The companies are part of SPX Corporation and under the partnership, they produced a series of counter-UAS solutions. Blacktalon is designed to provide radio frequency (RF) drone detection, location, and defeat capabilities, to security agencies and defence organisations.
The solution incorporates radar and RF sensors for UAS detection, identification, location and tracking. It is also equipped with an electro-optical sensor for drone verification and video tracking, and a multi-channel RF inhibitor for drone defeat.
ESC business development director for RF data links Jackson White says: “The two organisations [ECS and TIC] are specialists in the RF domain, both working within the commercial and the military sector across all tiers.
“We bring together the RF detect of TCI, and the location and geolocation and all those capabilities, but also the defeat capabilities which we design and develop within enterprise control system.”
There are various versions of Blacktalon and White says it is best to think of it as an architecture.
“We start with our signal-intelligence (SIGINT) receivers, which, with our drone detect software can detect UAS within the RF spectrum as a simple solution,” he explains. “Then we can add our counter-UAS RF defeat solution, and then we deliver a very basic Blacktalon 1 RF detect and defeat solution for drones.”
Improved and upgraded versions of Blacktalon, based on customer requirements, can have additional detection capabilities with radar, RF detection layers and electro-optics for identification purposes.
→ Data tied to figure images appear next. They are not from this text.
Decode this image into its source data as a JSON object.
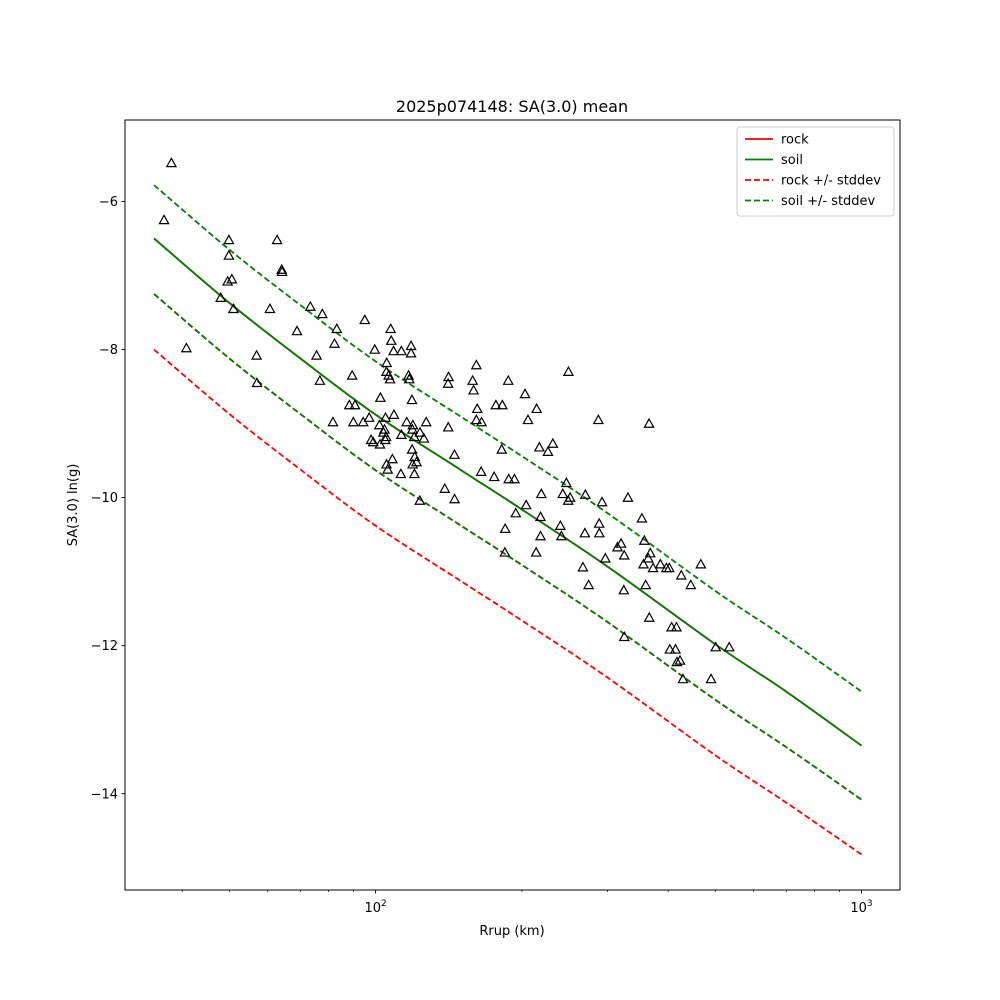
{
  "chart_data": {
    "type": "scatter",
    "title": "2025p074148: SA(3.0) mean",
    "xlabel": "Rrup (km)",
    "ylabel": "SA(3.0) ln(g)",
    "xscale": "log",
    "xlim": [
      30.5,
      1200
    ],
    "ylim": [
      -15.3,
      -4.9
    ],
    "x_ticks": [
      {
        "value": 100,
        "base": "10",
        "exp": "2"
      },
      {
        "value": 1000,
        "base": "10",
        "exp": "3"
      }
    ],
    "y_ticks": [
      {
        "value": -6,
        "label": "−6"
      },
      {
        "value": -8,
        "label": "−8"
      },
      {
        "value": -10,
        "label": "−10"
      },
      {
        "value": -12,
        "label": "−12"
      },
      {
        "value": -14,
        "label": "−14"
      }
    ],
    "grid": false,
    "legend_position": "top-right",
    "legend": [
      {
        "label": "rock",
        "color": "#ff0000",
        "dash": "solid"
      },
      {
        "label": "soil",
        "color": "#008000",
        "dash": "solid"
      },
      {
        "label": "rock +/- stddev",
        "color": "#ff0000",
        "dash": "dashed"
      },
      {
        "label": "soil +/- stddev",
        "color": "#008000",
        "dash": "dashed"
      }
    ],
    "series": [
      {
        "name": "rock",
        "color": "#ff0000",
        "dash": "solid",
        "x": [
          35,
          50,
          70,
          100,
          150,
          200,
          300,
          500,
          700,
          1000
        ],
        "y": [
          -6.5,
          -7.37,
          -8.12,
          -8.88,
          -9.63,
          -10.16,
          -10.93,
          -11.98,
          -12.62,
          -13.35
        ]
      },
      {
        "name": "soil",
        "color": "#008000",
        "dash": "solid",
        "x": [
          35,
          50,
          70,
          100,
          150,
          200,
          300,
          500,
          700,
          1000
        ],
        "y": [
          -6.5,
          -7.37,
          -8.12,
          -8.88,
          -9.63,
          -10.16,
          -10.93,
          -11.98,
          -12.62,
          -13.35
        ]
      },
      {
        "name": "rock +/- stddev",
        "color": "#ff0000",
        "dash": "dashed",
        "x": [
          35,
          50,
          70,
          100,
          150,
          200,
          300,
          500,
          700,
          1000
        ],
        "y": [
          -7.25,
          -8.12,
          -8.87,
          -9.63,
          -10.38,
          -10.91,
          -11.68,
          -12.73,
          -13.37,
          -14.08
        ]
      },
      {
        "name": "rock +/- stddev",
        "color": "#ff0000",
        "dash": "dashed",
        "x": [
          35,
          50,
          70,
          100,
          150,
          200,
          300,
          500,
          700,
          1000
        ],
        "y": [
          -8.0,
          -8.87,
          -9.62,
          -10.38,
          -11.13,
          -11.66,
          -12.43,
          -13.48,
          -14.12,
          -14.82
        ]
      },
      {
        "name": "soil +/- stddev",
        "color": "#008000",
        "dash": "dashed",
        "x": [
          35,
          50,
          70,
          100,
          150,
          200,
          300,
          500,
          700,
          1000
        ],
        "y": [
          -7.25,
          -8.12,
          -8.87,
          -9.63,
          -10.38,
          -10.91,
          -11.68,
          -12.73,
          -13.37,
          -14.08
        ]
      },
      {
        "name": "soil +/- stddev",
        "color": "#008000",
        "dash": "dashed",
        "x": [
          35,
          50,
          70,
          100,
          150,
          200,
          300,
          500,
          700,
          1000
        ],
        "y": [
          -5.78,
          -6.65,
          -7.4,
          -8.16,
          -8.91,
          -9.44,
          -10.21,
          -11.26,
          -11.9,
          -12.62
        ]
      }
    ],
    "observations": {
      "marker": "triangle-open",
      "color": "#000000",
      "points": [
        [
          38.0,
          -5.48
        ],
        [
          36.7,
          -6.25
        ],
        [
          40.8,
          -7.98
        ],
        [
          48.0,
          -7.3
        ],
        [
          49.6,
          -7.08
        ],
        [
          49.9,
          -6.73
        ],
        [
          49.9,
          -6.52
        ],
        [
          50.6,
          -7.05
        ],
        [
          51.0,
          -7.45
        ],
        [
          56.9,
          -8.08
        ],
        [
          57.0,
          -8.45
        ],
        [
          60.6,
          -7.45
        ],
        [
          62.7,
          -6.52
        ],
        [
          64.1,
          -6.92
        ],
        [
          64.2,
          -6.95
        ],
        [
          68.9,
          -7.75
        ],
        [
          73.4,
          -7.42
        ],
        [
          75.6,
          -8.08
        ],
        [
          76.8,
          -8.42
        ],
        [
          77.7,
          -7.52
        ],
        [
          81.7,
          -8.98
        ],
        [
          82.3,
          -7.92
        ],
        [
          83.2,
          -7.72
        ],
        [
          88.3,
          -8.75
        ],
        [
          89.5,
          -8.35
        ],
        [
          90.0,
          -8.98
        ],
        [
          90.7,
          -8.75
        ],
        [
          94.3,
          -8.98
        ],
        [
          95.0,
          -7.6
        ],
        [
          97.0,
          -8.92
        ],
        [
          97.9,
          -9.22
        ],
        [
          98.9,
          -9.25
        ],
        [
          99.6,
          -8.0
        ],
        [
          101.8,
          -9.02
        ],
        [
          102.1,
          -9.28
        ],
        [
          102.3,
          -8.65
        ],
        [
          103.8,
          -9.12
        ],
        [
          104.3,
          -9.08
        ],
        [
          104.7,
          -9.22
        ],
        [
          104.8,
          -8.92
        ],
        [
          105.1,
          -9.18
        ],
        [
          105.3,
          -8.3
        ],
        [
          105.3,
          -9.55
        ],
        [
          105.4,
          -8.18
        ],
        [
          105.9,
          -9.62
        ],
        [
          106.4,
          -8.35
        ],
        [
          107.1,
          -8.4
        ],
        [
          107.4,
          -7.72
        ],
        [
          107.7,
          -7.88
        ],
        [
          108.3,
          -9.48
        ],
        [
          108.9,
          -8.02
        ],
        [
          109.1,
          -8.88
        ],
        [
          112.7,
          -9.68
        ],
        [
          113.0,
          -8.02
        ],
        [
          113.0,
          -9.15
        ],
        [
          115.9,
          -8.98
        ],
        [
          116.9,
          -8.35
        ],
        [
          117.3,
          -8.4
        ],
        [
          118.3,
          -7.95
        ],
        [
          118.3,
          -8.05
        ],
        [
          118.8,
          -8.68
        ],
        [
          118.9,
          -9.35
        ],
        [
          119.1,
          -9.08
        ],
        [
          119.2,
          -9.55
        ],
        [
          119.3,
          -9.02
        ],
        [
          120.1,
          -9.18
        ],
        [
          120.2,
          -9.68
        ],
        [
          120.4,
          -9.45
        ],
        [
          121.4,
          -9.52
        ],
        [
          123.3,
          -10.04
        ],
        [
          123.4,
          -9.12
        ],
        [
          125.7,
          -9.2
        ],
        [
          127.1,
          -8.98
        ],
        [
          138.8,
          -9.88
        ],
        [
          141.0,
          -8.46
        ],
        [
          141.1,
          -9.05
        ],
        [
          141.3,
          -8.37
        ],
        [
          145.3,
          -9.42
        ],
        [
          145.4,
          -10.02
        ],
        [
          158.4,
          -8.42
        ],
        [
          159.1,
          -8.55
        ],
        [
          161.2,
          -8.21
        ],
        [
          161.2,
          -8.95
        ],
        [
          161.9,
          -8.8
        ],
        [
          164.9,
          -9.65
        ],
        [
          165.2,
          -8.98
        ],
        [
          175.4,
          -9.72
        ],
        [
          176.8,
          -8.75
        ],
        [
          181.8,
          -9.35
        ],
        [
          182.3,
          -8.75
        ],
        [
          184.5,
          -10.74
        ],
        [
          184.8,
          -10.42
        ],
        [
          187.5,
          -8.42
        ],
        [
          187.9,
          -9.75
        ],
        [
          193.1,
          -9.75
        ],
        [
          194.3,
          -10.21
        ],
        [
          203.0,
          -8.6
        ],
        [
          204.1,
          -10.1
        ],
        [
          205.9,
          -8.95
        ],
        [
          214.0,
          -10.74
        ],
        [
          214.5,
          -8.8
        ],
        [
          217.3,
          -9.32
        ],
        [
          218.5,
          -10.52
        ],
        [
          218.5,
          -10.26
        ],
        [
          219.3,
          -9.95
        ],
        [
          226.3,
          -9.38
        ],
        [
          231.6,
          -9.27
        ],
        [
          240.0,
          -10.38
        ],
        [
          241.2,
          -10.52
        ],
        [
          242.8,
          -9.95
        ],
        [
          246.9,
          -9.8
        ],
        [
          249.1,
          -10.04
        ],
        [
          249.4,
          -8.3
        ],
        [
          251.4,
          -10.0
        ],
        [
          267.1,
          -10.94
        ],
        [
          269.6,
          -10.48
        ],
        [
          270.2,
          -9.96
        ],
        [
          274.4,
          -11.18
        ],
        [
          287.4,
          -8.95
        ],
        [
          288.5,
          -10.35
        ],
        [
          288.7,
          -10.48
        ],
        [
          292.4,
          -10.06
        ],
        [
          297.0,
          -10.82
        ],
        [
          314.6,
          -10.67
        ],
        [
          320.0,
          -10.62
        ],
        [
          324.2,
          -11.25
        ],
        [
          324.9,
          -10.78
        ],
        [
          325.0,
          -11.88
        ],
        [
          330.6,
          -10.0
        ],
        [
          353.2,
          -10.28
        ],
        [
          355.9,
          -10.9
        ],
        [
          357.3,
          -10.58
        ],
        [
          359.6,
          -11.18
        ],
        [
          364.0,
          -10.82
        ],
        [
          365.4,
          -9.0
        ],
        [
          365.8,
          -11.62
        ],
        [
          367.5,
          -10.75
        ],
        [
          372.4,
          -10.95
        ],
        [
          385.5,
          -10.9
        ],
        [
          396.7,
          -10.95
        ],
        [
          402.1,
          -10.95
        ],
        [
          403.2,
          -12.05
        ],
        [
          406.6,
          -11.75
        ],
        [
          414.2,
          -12.05
        ],
        [
          416.0,
          -11.75
        ],
        [
          417.1,
          -12.22
        ],
        [
          423.1,
          -12.2
        ],
        [
          425.7,
          -11.05
        ],
        [
          429.1,
          -12.45
        ],
        [
          445.3,
          -11.18
        ],
        [
          467.0,
          -10.9
        ],
        [
          490.2,
          -12.45
        ],
        [
          501.1,
          -12.02
        ],
        [
          534.2,
          -12.02
        ]
      ]
    }
  }
}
The identification process is essential.
Since the elimination of UAS is being done by RF, the same frequency certain communication and navigation devices use, identification is key to be able to only terminate the target device.
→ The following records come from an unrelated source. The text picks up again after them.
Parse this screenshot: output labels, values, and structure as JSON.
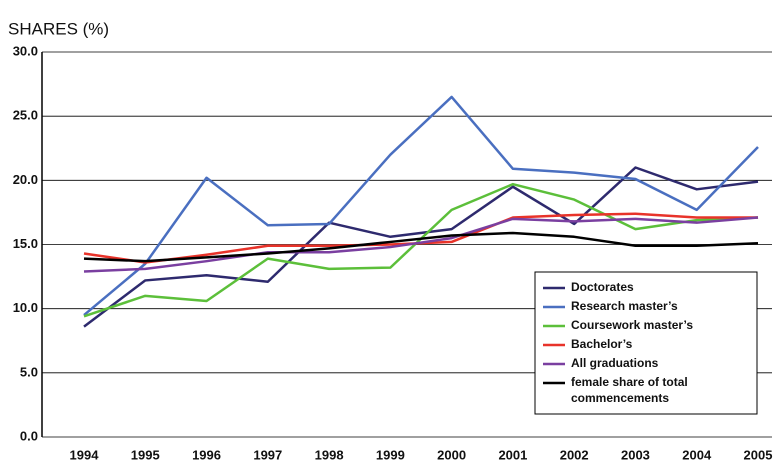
{
  "chart_data": {
    "type": "line",
    "title": "SHARES (%)",
    "categories": [
      "1994",
      "1995",
      "1996",
      "1997",
      "1998",
      "1999",
      "2000",
      "2001",
      "2002",
      "2003",
      "2004",
      "2005"
    ],
    "series": [
      {
        "name": "Doctorates",
        "color": "#2e2a6e",
        "values": [
          8.6,
          12.2,
          12.6,
          12.1,
          16.7,
          15.6,
          16.2,
          19.5,
          16.6,
          21.0,
          19.3,
          19.9
        ]
      },
      {
        "name": "Research master’s",
        "color": "#4a6fc0",
        "values": [
          9.5,
          13.5,
          20.2,
          16.5,
          16.6,
          22.0,
          26.5,
          20.9,
          20.6,
          20.1,
          17.7,
          22.6
        ]
      },
      {
        "name": "Coursework master’s",
        "color": "#5cbf3a",
        "values": [
          9.4,
          11.0,
          10.6,
          13.9,
          13.1,
          13.2,
          17.7,
          19.7,
          18.5,
          16.2,
          16.9,
          17.1
        ]
      },
      {
        "name": "Bachelor’s",
        "color": "#e8332a",
        "values": [
          14.3,
          13.6,
          14.2,
          14.9,
          14.9,
          15.0,
          15.2,
          17.1,
          17.3,
          17.4,
          17.1,
          17.1
        ]
      },
      {
        "name": "All graduations",
        "color": "#7a3fa0",
        "values": [
          12.9,
          13.1,
          13.7,
          14.4,
          14.4,
          14.8,
          15.5,
          17.0,
          16.8,
          17.0,
          16.7,
          17.1
        ]
      },
      {
        "name": "female share of total commencements",
        "color": "#000000",
        "values": [
          13.9,
          13.7,
          14.0,
          14.3,
          14.7,
          15.2,
          15.7,
          15.9,
          15.6,
          14.9,
          14.9,
          15.1
        ]
      }
    ],
    "ylim": [
      0,
      30
    ],
    "yticks": [
      {
        "value": 0,
        "label": "0.0"
      },
      {
        "value": 5,
        "label": "5.0"
      },
      {
        "value": 10,
        "label": "10.0"
      },
      {
        "value": 15,
        "label": "15.0"
      },
      {
        "value": 20,
        "label": "20.0"
      },
      {
        "value": 25,
        "label": "25.0"
      },
      {
        "value": 30,
        "label": "30.0"
      }
    ],
    "grid": true,
    "legend": "lower right"
  }
}
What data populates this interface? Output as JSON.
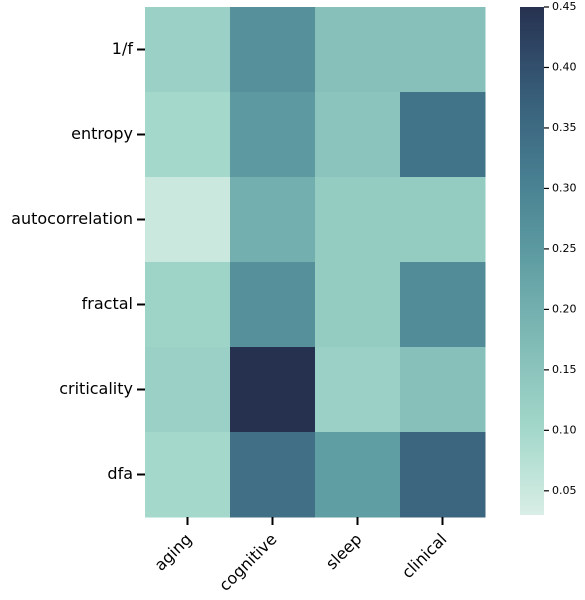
{
  "chart_data": {
    "type": "heatmap",
    "rows": [
      "1/f",
      "entropy",
      "autocorrelation",
      "fractal",
      "criticality",
      "dfa"
    ],
    "columns": [
      "aging",
      "cognitive",
      "sleep",
      "clinical"
    ],
    "values": [
      [
        0.12,
        0.27,
        0.16,
        0.16
      ],
      [
        0.1,
        0.25,
        0.15,
        0.33
      ],
      [
        0.05,
        0.2,
        0.13,
        0.13
      ],
      [
        0.11,
        0.27,
        0.13,
        0.28
      ],
      [
        0.12,
        0.45,
        0.12,
        0.16
      ],
      [
        0.1,
        0.34,
        0.24,
        0.36
      ]
    ],
    "colorbar": {
      "min": 0.03,
      "max": 0.45,
      "ticks": [
        0.05,
        0.1,
        0.15,
        0.2,
        0.25,
        0.3,
        0.35,
        0.4,
        0.45
      ],
      "tick_labels": [
        "0.05",
        "0.10",
        "0.15",
        "0.20",
        "0.25",
        "0.30",
        "0.35",
        "0.40",
        "0.45"
      ],
      "colors": [
        "#d9eee6",
        "#a3d8ca",
        "#82bcb7",
        "#5f9ea3",
        "#477e90",
        "#375c78",
        "#26314f"
      ]
    },
    "title": "",
    "xlabel": "",
    "ylabel": ""
  }
}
Blacktalon uses a software-defined RF to create very precise waveforms to counter the data link on a UAS. Frequencies generated are also spectrally clean, meaning no sidebands are created with the target waveforms.
Finally, RF generated by the Blacktalon is directional and does not emit waves at 360 degrees, but instead only in a particular direction.
White says: “These allow us to point the RF specifically in the correct direction and elevation of the UAS, it allows us to operate on a clean spectrum while allowing others to communicate in the facility as well.”
The solution’s capability is delivered through a system called technology readiness level 9 (TRL9) consisting of nine different steps, the last one being ‘operationally proven’.
“That is one of the benefits we have with the Blacktalon. SPX components have been deployed in operational theatres for a number of years now,” says White. “The third-party components that we bring in, we always make sure that they’re operationally proven and have been deployed. So, we’re not putting new experimental technology into the architecture,” he concludes.